Les documents sont alors essentiellement en provenance des Etats-Unis ou  de l’Europe.

La recherche « œuvres orphelines » retourne 104 résultats :

  • 92 postérieurs à 2007.

Science Direct :

Les résultats correspondant à la recherche « orphan works » varient temporellement comme suit :

Image4

Les premiers articles, de 2006 et 2007, analysent le fonctionnement des grands acteurs de l’internet, en particulier Google. A partir de 2008 sont écrits des articles spécifiquement sur le projet de numérisation de livres par Google, et en 2010 débute vraiment l’étude des moyens légaux de s’attaquer aux problèmes des œuvres orphelines. Depuis 2012, l’intérêt porté au sujet semble décroître, le nombre des publications allant dans ce sens.
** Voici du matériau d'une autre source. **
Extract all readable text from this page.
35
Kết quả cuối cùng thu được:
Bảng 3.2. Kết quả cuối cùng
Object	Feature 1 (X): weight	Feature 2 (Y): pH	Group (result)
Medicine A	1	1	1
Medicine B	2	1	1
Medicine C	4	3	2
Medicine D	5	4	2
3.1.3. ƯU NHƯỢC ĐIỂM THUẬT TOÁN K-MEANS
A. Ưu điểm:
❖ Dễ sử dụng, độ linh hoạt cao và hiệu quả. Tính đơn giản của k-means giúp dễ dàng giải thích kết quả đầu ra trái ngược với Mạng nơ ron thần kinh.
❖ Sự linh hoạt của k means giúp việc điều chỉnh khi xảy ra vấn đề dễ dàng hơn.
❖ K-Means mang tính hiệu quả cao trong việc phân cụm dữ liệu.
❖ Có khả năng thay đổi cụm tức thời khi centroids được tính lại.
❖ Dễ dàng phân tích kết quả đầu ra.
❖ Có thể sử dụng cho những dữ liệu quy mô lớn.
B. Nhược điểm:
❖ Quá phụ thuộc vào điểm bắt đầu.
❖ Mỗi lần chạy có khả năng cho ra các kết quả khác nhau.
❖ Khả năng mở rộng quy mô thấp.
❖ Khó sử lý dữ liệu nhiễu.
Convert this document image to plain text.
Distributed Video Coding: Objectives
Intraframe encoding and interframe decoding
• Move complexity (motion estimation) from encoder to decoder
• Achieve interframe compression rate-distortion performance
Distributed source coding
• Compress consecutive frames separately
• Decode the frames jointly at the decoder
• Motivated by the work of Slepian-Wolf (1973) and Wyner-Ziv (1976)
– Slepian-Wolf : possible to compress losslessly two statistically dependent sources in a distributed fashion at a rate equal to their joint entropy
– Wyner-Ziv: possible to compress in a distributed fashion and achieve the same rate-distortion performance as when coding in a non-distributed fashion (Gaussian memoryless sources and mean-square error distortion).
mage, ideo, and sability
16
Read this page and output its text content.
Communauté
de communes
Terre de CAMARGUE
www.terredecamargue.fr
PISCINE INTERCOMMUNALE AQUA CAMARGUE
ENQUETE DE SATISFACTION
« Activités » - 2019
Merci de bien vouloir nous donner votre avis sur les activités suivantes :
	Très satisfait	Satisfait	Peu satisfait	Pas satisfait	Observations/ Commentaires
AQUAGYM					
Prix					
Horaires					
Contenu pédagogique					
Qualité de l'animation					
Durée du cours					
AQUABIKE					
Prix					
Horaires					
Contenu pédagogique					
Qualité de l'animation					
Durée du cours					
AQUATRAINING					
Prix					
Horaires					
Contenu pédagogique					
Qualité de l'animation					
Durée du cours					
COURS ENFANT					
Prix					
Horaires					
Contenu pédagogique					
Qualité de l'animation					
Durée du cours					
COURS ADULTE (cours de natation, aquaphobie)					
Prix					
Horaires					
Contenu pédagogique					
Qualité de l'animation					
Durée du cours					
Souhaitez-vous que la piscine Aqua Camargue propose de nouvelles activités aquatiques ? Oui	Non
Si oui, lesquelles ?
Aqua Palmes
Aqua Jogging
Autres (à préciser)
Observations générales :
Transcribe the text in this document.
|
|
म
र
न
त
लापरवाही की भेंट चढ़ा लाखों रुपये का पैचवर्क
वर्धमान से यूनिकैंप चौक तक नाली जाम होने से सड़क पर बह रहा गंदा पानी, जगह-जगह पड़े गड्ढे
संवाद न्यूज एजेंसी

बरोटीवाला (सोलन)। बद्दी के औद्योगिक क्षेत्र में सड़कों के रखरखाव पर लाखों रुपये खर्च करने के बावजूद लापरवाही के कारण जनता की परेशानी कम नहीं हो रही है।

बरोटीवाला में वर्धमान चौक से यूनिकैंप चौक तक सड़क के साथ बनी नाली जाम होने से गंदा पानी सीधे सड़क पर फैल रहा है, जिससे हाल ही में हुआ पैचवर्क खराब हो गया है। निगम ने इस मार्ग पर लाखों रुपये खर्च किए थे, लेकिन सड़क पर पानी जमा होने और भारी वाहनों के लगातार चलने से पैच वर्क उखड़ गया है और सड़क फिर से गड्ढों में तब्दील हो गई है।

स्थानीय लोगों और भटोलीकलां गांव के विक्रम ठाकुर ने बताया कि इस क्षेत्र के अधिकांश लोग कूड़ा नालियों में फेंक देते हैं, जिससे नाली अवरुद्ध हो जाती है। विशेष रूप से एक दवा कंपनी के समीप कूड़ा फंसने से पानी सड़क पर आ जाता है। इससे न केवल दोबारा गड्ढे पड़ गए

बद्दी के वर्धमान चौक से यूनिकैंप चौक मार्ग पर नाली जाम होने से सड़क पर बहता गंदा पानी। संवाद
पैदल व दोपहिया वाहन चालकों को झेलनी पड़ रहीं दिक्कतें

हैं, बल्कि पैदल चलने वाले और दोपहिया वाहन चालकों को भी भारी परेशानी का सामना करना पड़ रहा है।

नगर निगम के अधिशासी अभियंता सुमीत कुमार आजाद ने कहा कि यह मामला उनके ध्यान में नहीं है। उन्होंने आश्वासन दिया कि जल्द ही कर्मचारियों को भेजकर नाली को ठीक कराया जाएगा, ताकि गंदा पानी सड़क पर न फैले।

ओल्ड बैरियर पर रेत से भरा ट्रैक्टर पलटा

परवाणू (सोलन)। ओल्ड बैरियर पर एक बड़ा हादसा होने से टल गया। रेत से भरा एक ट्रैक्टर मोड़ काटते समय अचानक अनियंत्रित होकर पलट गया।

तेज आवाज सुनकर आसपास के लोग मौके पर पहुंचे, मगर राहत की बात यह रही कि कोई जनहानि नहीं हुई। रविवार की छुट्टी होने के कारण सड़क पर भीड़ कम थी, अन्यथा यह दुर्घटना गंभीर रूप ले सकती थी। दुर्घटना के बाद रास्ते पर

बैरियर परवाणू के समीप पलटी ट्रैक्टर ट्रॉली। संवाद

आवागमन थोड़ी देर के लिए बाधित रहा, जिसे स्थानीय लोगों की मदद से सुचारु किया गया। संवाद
La quasi-totalité de ces articles est publiée dans des revues juridiques – on y retrouve d’ailleurs une partie des documents référencés par Google Scholar – le reste provenant de revues à destination des photographes. Les seules perspectives européenne et américaine semblent considérées.

Cairn, Dalloz, LexisNexis JurisClasseur :

Les bases Cairn(surtout des articles de presses spécialisées), Dalloz et LexisNexis JurisClasseur fournissent majoritairement des articles commentant la juridiction sur les œuvres orphelines.

Analyse de cette évolution :

Cette analyse traduit donc une évolution de la controverse : les œuvres orphelines sont au cœur du débat de 2006 à 2010, puis la question des livres indisponibles gagne du terrain dans le débat jusqu’à devenir aujourd’hui le cœur du débat ce qui montre une évolution claire dans l’approche des œuvres orphelines. Les acteurs que nous avons pu rencontrer ont tous débutés en nous demandant si nous nous intéressions aux œuvres indisponibles ou aux œuvres orphelines. Cette question est, dans le cas du livre, ce qui anime aujourd’hui en grande partie le débat notamment juridique. Ceci se retrouve dans l’historique qui voit en 2014 une question de constitutionnalité portant non pas sur les œuvres orphelines mais sur les livres indisponibles.